コネクティングルームの中、VIPルームへのドアの反対側には、コネクティングルームを使用する関係者用のお手洗いと浴室。4つのベッドが置かれた部屋へと続くドアがある。
コネクティングルーム及び、その奥の部屋からは、VIPルームを経由しなければ廊下に出られない。
コネクティングルームへのドアは、廊下に面する分厚い壁の側だ。
反対側の視界の開けた窓に近い場所にある、3つ目のドアはお手洗いに通じている。その隣には4つ目。浴室へのドアだ。
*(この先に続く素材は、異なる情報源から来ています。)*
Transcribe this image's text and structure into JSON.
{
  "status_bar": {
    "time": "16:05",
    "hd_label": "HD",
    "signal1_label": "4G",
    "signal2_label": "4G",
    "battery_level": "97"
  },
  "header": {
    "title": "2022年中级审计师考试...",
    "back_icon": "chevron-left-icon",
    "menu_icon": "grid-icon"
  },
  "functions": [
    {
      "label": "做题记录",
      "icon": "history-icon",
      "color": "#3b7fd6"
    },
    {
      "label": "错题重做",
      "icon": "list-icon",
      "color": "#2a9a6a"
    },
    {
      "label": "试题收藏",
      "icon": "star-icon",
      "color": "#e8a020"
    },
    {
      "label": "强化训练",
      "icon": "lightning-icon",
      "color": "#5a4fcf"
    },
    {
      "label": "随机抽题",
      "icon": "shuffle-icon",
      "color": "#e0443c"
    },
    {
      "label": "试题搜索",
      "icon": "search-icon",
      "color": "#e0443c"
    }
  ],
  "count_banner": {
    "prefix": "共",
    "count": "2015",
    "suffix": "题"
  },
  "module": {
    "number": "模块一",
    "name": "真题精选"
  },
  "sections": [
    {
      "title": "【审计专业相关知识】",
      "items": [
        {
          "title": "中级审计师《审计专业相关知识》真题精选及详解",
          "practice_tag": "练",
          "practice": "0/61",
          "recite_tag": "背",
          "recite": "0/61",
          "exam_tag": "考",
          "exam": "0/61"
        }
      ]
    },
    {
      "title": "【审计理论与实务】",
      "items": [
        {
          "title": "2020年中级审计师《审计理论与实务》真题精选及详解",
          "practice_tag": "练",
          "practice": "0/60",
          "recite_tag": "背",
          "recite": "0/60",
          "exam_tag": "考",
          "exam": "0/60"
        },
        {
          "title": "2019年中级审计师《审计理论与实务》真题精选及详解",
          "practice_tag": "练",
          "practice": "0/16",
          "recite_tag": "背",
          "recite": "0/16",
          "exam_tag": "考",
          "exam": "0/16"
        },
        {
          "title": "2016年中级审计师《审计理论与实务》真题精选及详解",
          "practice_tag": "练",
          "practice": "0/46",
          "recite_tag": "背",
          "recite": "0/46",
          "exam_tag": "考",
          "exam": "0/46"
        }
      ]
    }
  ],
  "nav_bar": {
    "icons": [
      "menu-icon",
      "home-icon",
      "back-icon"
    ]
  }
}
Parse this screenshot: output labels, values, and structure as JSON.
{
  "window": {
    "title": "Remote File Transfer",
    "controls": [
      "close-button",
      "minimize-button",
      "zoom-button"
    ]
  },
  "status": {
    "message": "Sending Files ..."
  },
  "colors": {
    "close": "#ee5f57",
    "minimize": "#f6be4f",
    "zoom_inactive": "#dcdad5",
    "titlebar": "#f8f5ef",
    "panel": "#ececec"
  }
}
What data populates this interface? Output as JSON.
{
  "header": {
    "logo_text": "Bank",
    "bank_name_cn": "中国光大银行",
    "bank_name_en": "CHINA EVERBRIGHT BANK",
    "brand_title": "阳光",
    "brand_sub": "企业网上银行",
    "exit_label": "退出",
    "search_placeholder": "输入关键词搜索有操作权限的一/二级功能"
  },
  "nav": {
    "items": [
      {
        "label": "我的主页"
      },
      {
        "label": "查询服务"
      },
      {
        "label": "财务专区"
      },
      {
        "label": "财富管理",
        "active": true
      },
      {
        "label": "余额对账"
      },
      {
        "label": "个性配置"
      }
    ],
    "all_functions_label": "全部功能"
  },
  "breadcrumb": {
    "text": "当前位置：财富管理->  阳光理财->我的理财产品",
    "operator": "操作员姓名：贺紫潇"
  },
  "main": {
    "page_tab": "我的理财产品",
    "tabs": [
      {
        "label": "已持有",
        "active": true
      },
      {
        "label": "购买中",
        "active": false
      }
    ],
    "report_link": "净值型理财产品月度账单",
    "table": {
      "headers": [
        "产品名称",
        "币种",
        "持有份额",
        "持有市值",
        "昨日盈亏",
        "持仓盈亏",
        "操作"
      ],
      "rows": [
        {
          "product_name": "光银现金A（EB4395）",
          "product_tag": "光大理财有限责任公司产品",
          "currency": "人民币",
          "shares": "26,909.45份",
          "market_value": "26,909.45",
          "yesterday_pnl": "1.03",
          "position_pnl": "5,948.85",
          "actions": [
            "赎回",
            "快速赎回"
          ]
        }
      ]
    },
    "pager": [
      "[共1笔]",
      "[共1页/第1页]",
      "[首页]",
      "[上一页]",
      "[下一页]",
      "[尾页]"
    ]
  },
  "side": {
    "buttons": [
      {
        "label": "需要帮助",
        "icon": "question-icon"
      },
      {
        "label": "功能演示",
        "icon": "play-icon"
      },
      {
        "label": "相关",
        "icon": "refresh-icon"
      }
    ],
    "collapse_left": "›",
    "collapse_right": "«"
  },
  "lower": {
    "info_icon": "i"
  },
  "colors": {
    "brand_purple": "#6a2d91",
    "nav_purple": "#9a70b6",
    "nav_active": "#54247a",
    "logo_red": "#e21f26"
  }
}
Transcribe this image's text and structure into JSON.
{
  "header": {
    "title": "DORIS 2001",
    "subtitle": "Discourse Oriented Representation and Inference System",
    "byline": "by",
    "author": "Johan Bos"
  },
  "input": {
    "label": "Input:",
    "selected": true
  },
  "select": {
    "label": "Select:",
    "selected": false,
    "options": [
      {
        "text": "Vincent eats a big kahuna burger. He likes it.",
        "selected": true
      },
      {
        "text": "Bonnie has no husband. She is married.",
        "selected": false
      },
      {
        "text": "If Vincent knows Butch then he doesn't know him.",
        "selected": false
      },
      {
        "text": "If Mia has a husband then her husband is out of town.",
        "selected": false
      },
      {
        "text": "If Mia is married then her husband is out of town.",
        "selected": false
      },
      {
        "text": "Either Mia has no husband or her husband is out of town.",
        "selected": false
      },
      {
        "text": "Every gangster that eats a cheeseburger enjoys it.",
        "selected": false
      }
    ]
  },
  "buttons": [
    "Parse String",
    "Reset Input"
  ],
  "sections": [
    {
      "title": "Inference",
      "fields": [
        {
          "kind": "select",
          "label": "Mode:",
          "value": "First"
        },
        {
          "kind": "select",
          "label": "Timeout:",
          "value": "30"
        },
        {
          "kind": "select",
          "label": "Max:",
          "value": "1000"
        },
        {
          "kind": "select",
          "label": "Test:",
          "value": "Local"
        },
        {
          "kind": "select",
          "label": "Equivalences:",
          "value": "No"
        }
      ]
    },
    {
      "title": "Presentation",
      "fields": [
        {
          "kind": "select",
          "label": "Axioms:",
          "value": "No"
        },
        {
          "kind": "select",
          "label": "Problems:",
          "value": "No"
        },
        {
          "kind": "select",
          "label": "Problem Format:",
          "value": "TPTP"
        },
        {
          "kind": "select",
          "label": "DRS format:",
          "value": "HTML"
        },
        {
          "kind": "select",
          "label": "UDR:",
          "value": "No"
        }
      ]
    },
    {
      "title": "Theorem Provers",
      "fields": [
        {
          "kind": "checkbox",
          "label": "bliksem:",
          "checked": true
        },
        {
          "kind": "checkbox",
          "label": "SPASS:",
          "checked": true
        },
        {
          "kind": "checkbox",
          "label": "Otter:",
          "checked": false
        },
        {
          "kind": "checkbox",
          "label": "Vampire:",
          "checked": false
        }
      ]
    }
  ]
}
VIPルームの残る1つのドアが今回、開いたドアである。廊下へのそのドアは、入室するにあたり、カードキーと網膜認証が必要な構造だ。
つまり、VIPルームの出入りはVIPルームのサイドスライドドアか、NSの同じサイドスライドドアからのみ可能である。カードキーと網膜認証の必要な、そのドアは分厚く容易く破れるものではない。
その分厚いドアに合わせ当然、壁も分厚い。破ろうとすれば警報を発し、院内常駐の警備が駆け付ける。
万全なセキュリティを持つ病室。それがこの蓼園総合病院の最上階のVIPルームだ。
スキャンダルを起こした政治家や企業の重役などが、何故か急に体調を崩し、入院することがある。
そんな時に使われる豪華な部屋なのである―――
カードキーを持ち、網膜を登録している者は限られていた。
スライドドアから入室したのは優の主治医である島井だった。
恵は頼れる医師に、顔を巡らせる。
「どうしました? 何が起きました?」
部屋の中央に早足で近づきつつ、恵にそう声をかける。
姫を胸に抱く看護師の姿を訝しんだ様子だった。
恵が先生に状況の報告をしようとした時、不意に腕に重みが掛かる。
姫はカクンと首を後ろに反らす。
慌てて視線を戻した。
姫は恵の腕の中で気を失い、再度、眠りに就いたのだった。